L’amour, quant à lui, relève de la cassure à la jonction entre l’imaginaire et le symbolique et, dit Lacan, il naît aussi d’une faille dans l’Autre. L’amour, dit Brousse, c’est le « Un » impossible entre deux corps, entre deux parlêtres, une soif qui, précisément parce qu’insatiable, insiste encore et encore. Lorsque cet impossible survient, il se convertit en haine[6]. À ce point, l’amour prend un accent réel, en tant qu’amour malheureux, amour toxique.

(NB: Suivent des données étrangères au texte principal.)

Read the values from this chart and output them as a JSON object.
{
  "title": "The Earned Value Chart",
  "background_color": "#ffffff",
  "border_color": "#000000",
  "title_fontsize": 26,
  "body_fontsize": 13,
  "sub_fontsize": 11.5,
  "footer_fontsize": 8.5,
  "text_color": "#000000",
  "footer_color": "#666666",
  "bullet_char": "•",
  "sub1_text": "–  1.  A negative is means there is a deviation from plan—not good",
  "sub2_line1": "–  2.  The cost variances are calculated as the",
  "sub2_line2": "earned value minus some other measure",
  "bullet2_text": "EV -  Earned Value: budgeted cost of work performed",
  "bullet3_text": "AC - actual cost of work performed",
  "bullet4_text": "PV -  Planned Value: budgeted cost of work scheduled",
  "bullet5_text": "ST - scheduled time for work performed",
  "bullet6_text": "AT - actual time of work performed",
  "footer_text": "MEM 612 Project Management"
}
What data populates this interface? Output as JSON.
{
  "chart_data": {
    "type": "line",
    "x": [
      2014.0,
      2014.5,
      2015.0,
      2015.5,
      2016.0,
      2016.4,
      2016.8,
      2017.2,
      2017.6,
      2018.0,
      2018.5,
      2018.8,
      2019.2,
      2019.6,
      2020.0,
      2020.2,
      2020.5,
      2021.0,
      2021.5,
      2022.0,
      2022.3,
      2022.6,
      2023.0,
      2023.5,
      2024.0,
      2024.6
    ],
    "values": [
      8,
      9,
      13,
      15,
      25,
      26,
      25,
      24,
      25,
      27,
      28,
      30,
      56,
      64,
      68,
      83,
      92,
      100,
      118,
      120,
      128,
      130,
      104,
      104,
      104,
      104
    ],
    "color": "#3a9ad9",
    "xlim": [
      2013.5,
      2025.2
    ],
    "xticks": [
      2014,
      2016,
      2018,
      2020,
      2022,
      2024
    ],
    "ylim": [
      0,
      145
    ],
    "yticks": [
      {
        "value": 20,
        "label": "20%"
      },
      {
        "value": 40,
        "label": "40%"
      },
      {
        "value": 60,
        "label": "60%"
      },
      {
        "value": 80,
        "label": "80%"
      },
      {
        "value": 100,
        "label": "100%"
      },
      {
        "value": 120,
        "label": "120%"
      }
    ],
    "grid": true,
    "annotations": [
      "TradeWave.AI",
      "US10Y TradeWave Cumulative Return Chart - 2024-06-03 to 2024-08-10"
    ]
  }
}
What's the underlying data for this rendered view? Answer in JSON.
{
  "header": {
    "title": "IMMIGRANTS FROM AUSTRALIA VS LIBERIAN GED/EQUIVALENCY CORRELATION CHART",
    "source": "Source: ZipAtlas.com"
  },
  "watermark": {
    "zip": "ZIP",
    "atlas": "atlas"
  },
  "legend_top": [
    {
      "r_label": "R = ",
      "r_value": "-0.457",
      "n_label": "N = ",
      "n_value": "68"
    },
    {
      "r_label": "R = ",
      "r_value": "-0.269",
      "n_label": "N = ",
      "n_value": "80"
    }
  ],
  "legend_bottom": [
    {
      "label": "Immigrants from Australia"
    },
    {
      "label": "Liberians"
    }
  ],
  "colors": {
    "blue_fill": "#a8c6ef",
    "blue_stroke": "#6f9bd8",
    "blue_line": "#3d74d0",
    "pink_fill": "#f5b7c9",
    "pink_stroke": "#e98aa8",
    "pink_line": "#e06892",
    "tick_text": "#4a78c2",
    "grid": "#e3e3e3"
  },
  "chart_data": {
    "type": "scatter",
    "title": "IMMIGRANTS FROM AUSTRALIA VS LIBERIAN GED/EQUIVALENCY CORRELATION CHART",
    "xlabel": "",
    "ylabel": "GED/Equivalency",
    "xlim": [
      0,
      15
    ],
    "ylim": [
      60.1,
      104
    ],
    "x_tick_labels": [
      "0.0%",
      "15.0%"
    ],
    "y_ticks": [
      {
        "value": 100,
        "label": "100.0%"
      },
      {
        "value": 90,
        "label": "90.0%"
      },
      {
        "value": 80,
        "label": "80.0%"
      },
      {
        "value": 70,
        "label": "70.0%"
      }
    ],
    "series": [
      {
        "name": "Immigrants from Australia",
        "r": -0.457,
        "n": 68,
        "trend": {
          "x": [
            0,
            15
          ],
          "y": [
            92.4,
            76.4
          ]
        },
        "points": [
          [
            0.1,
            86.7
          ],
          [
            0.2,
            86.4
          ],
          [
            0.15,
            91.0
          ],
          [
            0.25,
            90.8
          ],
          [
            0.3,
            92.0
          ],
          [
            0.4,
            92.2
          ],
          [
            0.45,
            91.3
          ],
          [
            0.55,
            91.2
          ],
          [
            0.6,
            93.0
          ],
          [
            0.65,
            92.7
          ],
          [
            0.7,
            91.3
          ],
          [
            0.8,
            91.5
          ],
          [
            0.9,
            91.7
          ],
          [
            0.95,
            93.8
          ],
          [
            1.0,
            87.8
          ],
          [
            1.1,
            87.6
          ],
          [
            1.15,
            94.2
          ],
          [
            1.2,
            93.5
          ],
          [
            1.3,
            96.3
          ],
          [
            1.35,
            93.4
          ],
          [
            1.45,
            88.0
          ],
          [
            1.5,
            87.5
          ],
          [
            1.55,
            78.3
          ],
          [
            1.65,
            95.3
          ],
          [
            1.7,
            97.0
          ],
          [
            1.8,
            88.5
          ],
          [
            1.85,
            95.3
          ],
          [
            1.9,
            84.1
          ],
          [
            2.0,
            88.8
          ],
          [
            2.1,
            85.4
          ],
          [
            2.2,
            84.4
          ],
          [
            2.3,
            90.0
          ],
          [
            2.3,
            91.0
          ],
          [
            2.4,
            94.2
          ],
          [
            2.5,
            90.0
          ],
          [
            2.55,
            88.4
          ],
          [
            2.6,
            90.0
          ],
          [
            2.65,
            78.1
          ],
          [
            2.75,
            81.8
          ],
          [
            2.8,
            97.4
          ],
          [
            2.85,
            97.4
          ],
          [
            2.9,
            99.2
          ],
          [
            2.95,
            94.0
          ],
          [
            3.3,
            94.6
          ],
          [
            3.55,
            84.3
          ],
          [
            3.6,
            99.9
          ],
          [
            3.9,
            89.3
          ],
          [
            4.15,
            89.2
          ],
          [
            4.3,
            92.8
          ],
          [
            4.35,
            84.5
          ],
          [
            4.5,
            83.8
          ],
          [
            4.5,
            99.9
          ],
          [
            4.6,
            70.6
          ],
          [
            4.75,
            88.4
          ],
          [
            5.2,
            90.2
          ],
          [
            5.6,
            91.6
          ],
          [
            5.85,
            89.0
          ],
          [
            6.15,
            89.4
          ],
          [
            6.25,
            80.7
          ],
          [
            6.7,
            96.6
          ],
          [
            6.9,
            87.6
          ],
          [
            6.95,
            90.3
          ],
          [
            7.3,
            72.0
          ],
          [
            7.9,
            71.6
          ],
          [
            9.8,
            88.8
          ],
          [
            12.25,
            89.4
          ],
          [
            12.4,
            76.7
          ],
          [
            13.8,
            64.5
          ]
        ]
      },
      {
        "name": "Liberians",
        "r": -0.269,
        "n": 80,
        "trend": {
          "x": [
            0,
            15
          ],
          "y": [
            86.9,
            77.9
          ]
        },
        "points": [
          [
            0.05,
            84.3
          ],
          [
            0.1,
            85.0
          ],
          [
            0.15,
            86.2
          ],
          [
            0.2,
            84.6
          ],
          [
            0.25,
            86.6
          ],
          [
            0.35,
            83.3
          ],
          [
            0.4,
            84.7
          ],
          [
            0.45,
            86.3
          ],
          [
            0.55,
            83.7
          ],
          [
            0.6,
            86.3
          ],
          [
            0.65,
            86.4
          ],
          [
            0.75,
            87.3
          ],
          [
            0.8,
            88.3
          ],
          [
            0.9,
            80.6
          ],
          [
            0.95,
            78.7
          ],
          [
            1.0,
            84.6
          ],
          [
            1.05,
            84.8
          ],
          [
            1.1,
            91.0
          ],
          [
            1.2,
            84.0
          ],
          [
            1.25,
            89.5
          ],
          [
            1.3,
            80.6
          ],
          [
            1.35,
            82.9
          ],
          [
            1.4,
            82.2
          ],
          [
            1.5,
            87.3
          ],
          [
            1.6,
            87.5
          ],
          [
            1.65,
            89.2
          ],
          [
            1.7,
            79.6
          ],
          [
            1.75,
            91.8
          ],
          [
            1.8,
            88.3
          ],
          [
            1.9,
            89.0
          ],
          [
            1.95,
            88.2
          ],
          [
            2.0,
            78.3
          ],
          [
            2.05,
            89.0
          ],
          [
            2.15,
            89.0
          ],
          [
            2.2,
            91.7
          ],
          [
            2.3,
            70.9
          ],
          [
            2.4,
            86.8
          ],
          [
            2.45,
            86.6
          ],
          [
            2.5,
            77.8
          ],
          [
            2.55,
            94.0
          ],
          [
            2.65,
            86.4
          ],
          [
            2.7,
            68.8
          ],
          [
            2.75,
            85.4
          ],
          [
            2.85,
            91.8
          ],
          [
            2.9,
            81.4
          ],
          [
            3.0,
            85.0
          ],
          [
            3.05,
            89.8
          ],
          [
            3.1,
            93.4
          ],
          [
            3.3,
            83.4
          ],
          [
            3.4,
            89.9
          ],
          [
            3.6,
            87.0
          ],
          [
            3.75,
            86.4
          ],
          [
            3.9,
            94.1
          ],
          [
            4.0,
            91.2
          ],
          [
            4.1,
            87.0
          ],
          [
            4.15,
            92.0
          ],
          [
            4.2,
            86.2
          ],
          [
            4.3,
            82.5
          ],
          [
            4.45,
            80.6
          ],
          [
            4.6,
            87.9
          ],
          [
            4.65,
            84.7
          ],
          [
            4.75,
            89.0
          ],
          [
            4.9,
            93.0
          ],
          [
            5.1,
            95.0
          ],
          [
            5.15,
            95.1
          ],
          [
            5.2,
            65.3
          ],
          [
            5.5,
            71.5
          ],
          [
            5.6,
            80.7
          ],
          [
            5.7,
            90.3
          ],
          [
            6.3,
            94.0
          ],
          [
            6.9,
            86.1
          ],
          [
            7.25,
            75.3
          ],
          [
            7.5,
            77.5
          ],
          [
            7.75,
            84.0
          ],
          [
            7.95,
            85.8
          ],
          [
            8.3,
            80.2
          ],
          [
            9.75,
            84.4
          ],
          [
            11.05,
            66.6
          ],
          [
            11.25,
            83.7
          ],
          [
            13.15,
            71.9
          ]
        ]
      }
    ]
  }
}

Pourtant, cette soif dans l’amour semble la condition indispensable au commencement d’une analyse. C‘est l’affect qui ouvre la voie aux malentendus, absents dans la toxicomanie et la haine. Dans le cas de L, elle se manifeste par la tentative d’uniformité (l’amour du côté imaginaire) avec le partenaire, mais cela s’est heurté à la difformité de leurs modes respectifs de jouir, car il n’y a pas d’identification possible avec le réel de l’autre. Ce qui m’intéresse dans la conversation avec le TyA, c’est de clarifier comment, sous l’amour de transfert, marqué par un désir de savoir, le sujet peut nommer et être mieux averti de l’impossible dans l’amour, qui, hors du dispositif analytique, peut devenir le combustible aussi bien de la haine que de la toxicomanie.
[1] Brousse M-H., L’amour en trois dimensions, L’Hebdo-Blog 354, p.1
[2] Miller J.- A., « La théorie du partenaire », Quarto, Revue belge de psychanalyse, n°77, 2002, p. 14.
[3] Ibidem.
[4] Sidon P., L’amour est-il une « anti-toxicomanie » ?, Accès, Bulletin de l’ACF VLB n° 15, septembre 2023, p. 18.
[5] Brousse, M-H., Ibidem, p. 2.
[6] Lacan J., Le Séminaire, livre XX, Encore, texte établi par J.-A. Miller, Paris, Seuil, 1975, p. 133.
[1] Miller J.-A., « Au commencement est le transfert », Ornicar ?, n°58, Navarin Éditeur, 2024.